O guia também leva em consideração a discussão sobre o direito à cidade, como “As recentes políticas de austeridade econômica, como corte de gastos públicos e redução ou finalização de políticas de inclusão social (…)”, impactam na efetivação desses direitos. À nível municipal, a burocratização e corte no uso do passe-livre escolar (diminuição de viagens) desde o início do ano passado, e o aumento das passagens de R$4,00 para R$4,30 no começo desse ano também podem ser vistos como medidas que afetam negativamente os direitos das juventudes, sobretudo das que vivem nas periferias.

O projeto Juventudes nas Cidades

O Juventudes nas Cidades, que dá nome ao guia, acontece em São Paulo, Recife, Rio de Janeiro e Distrito Federal, reunindo coletivos que se propõem a refletir e produzir juntas(os)  enfrentamentos e afetividades, cada um a partir de suas particularidades. Além de questionar como e por quem as políticas da cidade são formuladas, e como os movimentos sociais e culturais podem influenciar nas políticas de construção da cidade. Para Gabriel Di Pierro da Ação Educativa, o Juventudes nas Cidades é “Um projeto que reúne coletivos juvenis, para se promover e articular, a partir do direito à cidade e da geração de renda.” 

Uma dessas coletivas é a Loka da Efavirenz que vê o direito à cidade a partir do acesso aos espaços que ela possui, o que segundo Carlos Eduardo Rodrigues, integrante da coletiva, delimita sua própria atuação enquanto coletivo “Afinal, para que as nossas ações não fiquem somente no nível teórico e para que possamos atingir outras pessoas e também para que sejamos influenciados por elas, é necessário ocupar espaços dentro da metrópole.”
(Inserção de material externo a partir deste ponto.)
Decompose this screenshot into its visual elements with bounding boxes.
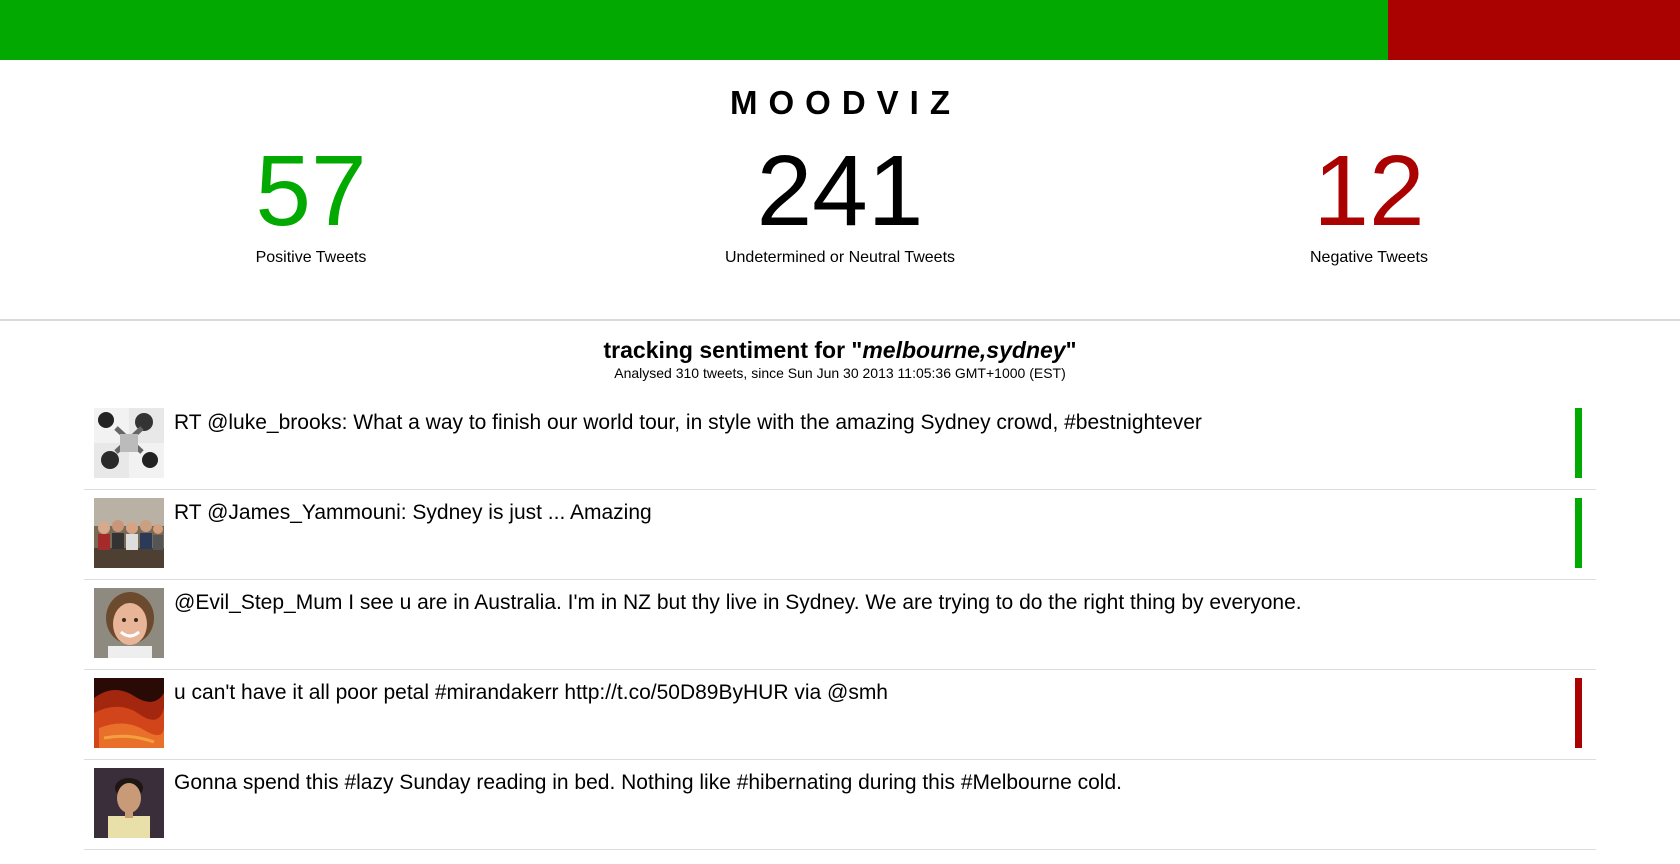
positive-stat: 57 Positive Tweets — [131, 123, 491, 267]
neutral-stat: 241 Undetermined or Neutral Tweets — [660, 123, 1020, 267]
stats-panel: 57 Positive Tweets 241 Undetermined or N… — [0, 123, 1680, 323]
negative-label: Negative Tweets — [1310, 249, 1428, 266]
sentiment-ratio-bar — [0, 0, 1680, 60]
tweet-list: RT @luke_brooks: What a way to finish ou… — [84, 400, 1596, 850]
negative-ratio-segment — [1388, 0, 1680, 60]
tweet-text: u can't have it all poor petal #mirandak… — [174, 681, 888, 704]
negative-sentiment-marker — [1575, 678, 1582, 748]
tweet-item: @Evil_Step_Mum I see u are in Australia.… — [84, 580, 1596, 670]
app-logo: MOODVIZ — [730, 84, 961, 121]
tracking-summary: Analysed 310 tweets, since Sun Jun 30 20… — [614, 365, 1066, 381]
red-hair-avatar-icon[interactable] — [94, 678, 164, 748]
tweet-text: @Evil_Step_Mum I see u are in Australia.… — [174, 591, 1302, 614]
positive-sentiment-marker — [1575, 498, 1582, 568]
negative-count: 12 — [1313, 135, 1425, 247]
group-photo-avatar-icon[interactable] — [94, 498, 164, 568]
tracking-query: melbourne,sydney — [862, 337, 1066, 363]
tweet-item: u can't have it all poor petal #mirandak… — [84, 670, 1596, 760]
tracking-suffix: " — [1065, 337, 1077, 363]
positive-label: Positive Tweets — [255, 249, 367, 266]
tweet-item: RT @James_Yammouni: Sydney is just ... A… — [84, 490, 1596, 580]
bw-hands-avatar-icon[interactable] — [94, 408, 164, 478]
tracking-header: tracking sentiment for "melbourne,sydney… — [0, 336, 1680, 382]
man-portrait-avatar-icon[interactable] — [94, 768, 164, 838]
smiling-woman-avatar-icon[interactable] — [94, 588, 164, 658]
tweet-item: Gonna spend this #lazy Sunday reading in… — [84, 760, 1596, 850]
tracking-prefix: tracking sentiment for " — [603, 337, 863, 363]
tweet-text: RT @James_Yammouni: Sydney is just ... A… — [174, 501, 652, 524]
tracking-title: tracking sentiment for "melbourne,sydney… — [0, 336, 1680, 364]
positive-sentiment-marker — [1575, 408, 1582, 478]
negative-stat: 12 Negative Tweets — [1189, 123, 1549, 267]
tweet-item: RT @luke_brooks: What a way to finish ou… — [84, 400, 1596, 490]
neutral-label: Undetermined or Neutral Tweets — [724, 249, 956, 266]
tweet-text: Gonna spend this #lazy Sunday reading in… — [174, 771, 1122, 794]
positive-count: 57 — [255, 135, 367, 247]
neutral-count: 241 — [756, 135, 924, 247]
tweet-text: RT @luke_brooks: What a way to finish ou… — [174, 411, 1202, 434]
positive-ratio-segment — [0, 0, 1388, 60]
section-divider — [0, 319, 1680, 321]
Para Thaís Oliveira, integrante dos coletivos Periferia Preta e do coletive Zooom, a negação do direito à cidade também está relacionada a uma impossibilidade da apropriação de quem mora nas “periferias” do resto da cidade, e afirma que uma das questões pontuadas pelo coletivo é exatamente a de inversão da lógica de que o centro da cidade é onde tudo acontece.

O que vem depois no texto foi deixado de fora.